The bushfire test assesses how the exterior of a building will react to the various aspects of a bushfire attack. This test is for individual elements such as windows, doors, walls, skylights etc.
Bushfire attack is classified by the amount of heat flux imposed on a building, during a bushfire, measured in kW/m² there are five BAL levels 12.5, 19, 29, 40 and flame zone. This test moved a heat source, equivalent to BAL 29, to simulate a bushfire attack on roof elements, in this case specifically a skylight The element tested behaved as expected during the test but what surprised many in the audience was the intensity of the heat when the radiant panel doors were opened forcing those at the front to retreat a considerable distance from the heat. It is worth mentioning that the BAL ratings are for building elements and that even at the lowest level of BAL 12.5 a person would perish within minutes if they were caught in the open during a bushfire of this intensity.

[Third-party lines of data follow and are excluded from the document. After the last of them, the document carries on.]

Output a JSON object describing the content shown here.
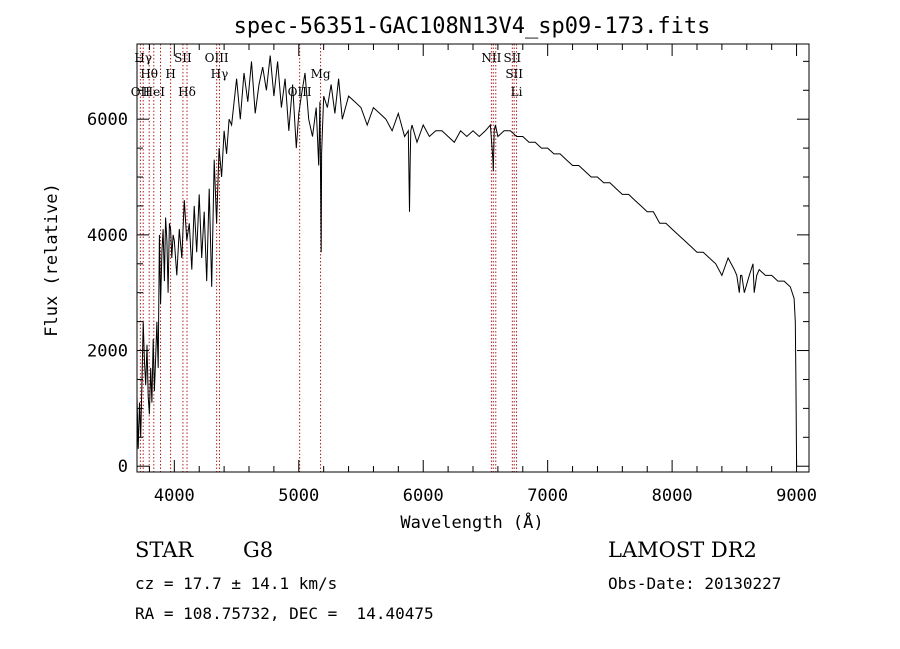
{
  "chart_data": {
    "type": "line",
    "title": "spec-56351-GAC108N13V4_sp09-173.fits",
    "xlabel": "Wavelength (Å)",
    "ylabel": "Flux (relative)",
    "xlim": [
      3700,
      9100
    ],
    "ylim": [
      -100,
      7300
    ],
    "xticks": [
      4000,
      5000,
      6000,
      7000,
      8000,
      9000
    ],
    "yticks": [
      0,
      2000,
      4000,
      6000
    ],
    "grid": false,
    "series": [
      {
        "x": [
          3700,
          3710,
          3720,
          3730,
          3740,
          3750,
          3760,
          3770,
          3780,
          3790,
          3800,
          3810,
          3820,
          3830,
          3840,
          3850,
          3860,
          3870,
          3880,
          3890,
          3900,
          3910,
          3920,
          3930,
          3940,
          3950,
          3960,
          3970,
          3980,
          3990,
          4000,
          4020,
          4040,
          4060,
          4080,
          4100,
          4120,
          4140,
          4160,
          4180,
          4200,
          4220,
          4240,
          4260,
          4280,
          4300,
          4320,
          4340,
          4360,
          4380,
          4400,
          4420,
          4440,
          4460,
          4480,
          4500,
          4530,
          4560,
          4590,
          4620,
          4650,
          4680,
          4710,
          4740,
          4770,
          4800,
          4830,
          4860,
          4890,
          4920,
          4950,
          4980,
          5000,
          5020,
          5050,
          5080,
          5110,
          5140,
          5160,
          5170,
          5180,
          5183,
          5190,
          5200,
          5230,
          5260,
          5290,
          5320,
          5350,
          5400,
          5450,
          5500,
          5550,
          5600,
          5650,
          5700,
          5750,
          5800,
          5850,
          5880,
          5890,
          5895,
          5900,
          5910,
          5950,
          6000,
          6050,
          6100,
          6150,
          6200,
          6250,
          6300,
          6350,
          6400,
          6450,
          6500,
          6540,
          6560,
          6563,
          6570,
          6580,
          6600,
          6650,
          6700,
          6750,
          6800,
          6850,
          6900,
          6950,
          7000,
          7050,
          7100,
          7150,
          7200,
          7250,
          7300,
          7350,
          7400,
          7450,
          7500,
          7550,
          7600,
          7650,
          7700,
          7750,
          7800,
          7850,
          7900,
          7950,
          8000,
          8050,
          8100,
          8150,
          8200,
          8250,
          8300,
          8350,
          8400,
          8450,
          8500,
          8520,
          8540,
          8550,
          8560,
          8580,
          8620,
          8650,
          8660,
          8680,
          8700,
          8750,
          8800,
          8850,
          8900,
          8950,
          8980,
          8990,
          8995,
          9000
        ],
        "y": [
          1200,
          300,
          1100,
          500,
          1500,
          2500,
          1800,
          1400,
          2100,
          1200,
          900,
          1700,
          1100,
          2200,
          1300,
          1900,
          2500,
          1700,
          4000,
          2800,
          3700,
          4100,
          3200,
          4300,
          3900,
          3000,
          4200,
          4100,
          3600,
          4000,
          3900,
          3300,
          4100,
          3600,
          4600,
          3900,
          4200,
          3400,
          4500,
          3700,
          4700,
          3600,
          4400,
          3200,
          4800,
          3100,
          5300,
          4200,
          5500,
          5000,
          5800,
          5400,
          6000,
          5900,
          6300,
          6700,
          6000,
          6800,
          6300,
          7000,
          6100,
          6600,
          6900,
          6500,
          7100,
          6400,
          7000,
          6200,
          6700,
          5800,
          6600,
          5500,
          6100,
          6400,
          6800,
          6000,
          5700,
          6200,
          5200,
          6300,
          3700,
          5400,
          5800,
          6400,
          6200,
          6600,
          6100,
          6700,
          6000,
          6400,
          6300,
          6200,
          5900,
          6200,
          6100,
          6000,
          5800,
          6100,
          5700,
          5800,
          4400,
          5300,
          5800,
          5900,
          5600,
          5900,
          5700,
          5800,
          5800,
          5700,
          5600,
          5800,
          5700,
          5800,
          5700,
          5800,
          5900,
          5300,
          5100,
          5800,
          5900,
          5700,
          5800,
          5800,
          5700,
          5700,
          5600,
          5600,
          5500,
          5500,
          5400,
          5400,
          5300,
          5200,
          5200,
          5100,
          5000,
          5000,
          4900,
          4900,
          4800,
          4700,
          4700,
          4600,
          4500,
          4400,
          4400,
          4200,
          4200,
          4100,
          4000,
          3900,
          3800,
          3700,
          3700,
          3600,
          3500,
          3300,
          3600,
          3400,
          3300,
          3000,
          3300,
          3300,
          3000,
          3300,
          3500,
          3000,
          3300,
          3400,
          3300,
          3300,
          3200,
          3200,
          3100,
          2900,
          2500,
          1500,
          0
        ]
      }
    ],
    "line_markers": [
      {
        "x": 3727,
        "label": "OII",
        "row": 3
      },
      {
        "x": 3750,
        "label": "Hγ",
        "row": 1
      },
      {
        "x": 3798,
        "label": "Hθ",
        "row": 2
      },
      {
        "x": 3835,
        "label": "HeI",
        "row": 3
      },
      {
        "x": 3889,
        "label": "",
        "row": 0
      },
      {
        "x": 3970,
        "label": "H",
        "row": 2
      },
      {
        "x": 4069,
        "label": "SII",
        "row": 1
      },
      {
        "x": 4102,
        "label": "Hδ",
        "row": 3
      },
      {
        "x": 4340,
        "label": "OIII",
        "row": 1
      },
      {
        "x": 4363,
        "label": "Hγ",
        "row": 2
      },
      {
        "x": 5007,
        "label": "OIII",
        "row": 3
      },
      {
        "x": 5175,
        "label": "Mg",
        "row": 2
      },
      {
        "x": 6548,
        "label": "NII",
        "row": 1
      },
      {
        "x": 6563,
        "label": "",
        "row": 0
      },
      {
        "x": 6583,
        "label": "",
        "row": 0
      },
      {
        "x": 6716,
        "label": "SII",
        "row": 1
      },
      {
        "x": 6731,
        "label": "SII",
        "row": 2
      },
      {
        "x": 6750,
        "label": "Li",
        "row": 3
      }
    ]
  },
  "info": {
    "class_label": "STAR",
    "subclass_label": "G8",
    "cz_text": "cz = 17.7 ± 14.1 km/s",
    "coords_text": "RA = 108.75732, DEC =  14.40475",
    "survey_text": "LAMOST DR2",
    "obsdate_text": "Obs-Date: 20130227"
  }
}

Exova should be congratulated for this initiative, bringing together a large number of building surveyors, engineers and scientists to see what is involved in the testing of those parts of a building that are essential to stop the spread of fire and so allowing occupants to escape or in the case of bushfire, know what protection they needed in relation to the threat the surrounding bush has on the property.
All of those attending had their own takeaways from the experience and it will make them more aware of the consequences of their decisions and/or more confident that the testing regimes ensure that their decisions are the correct ones.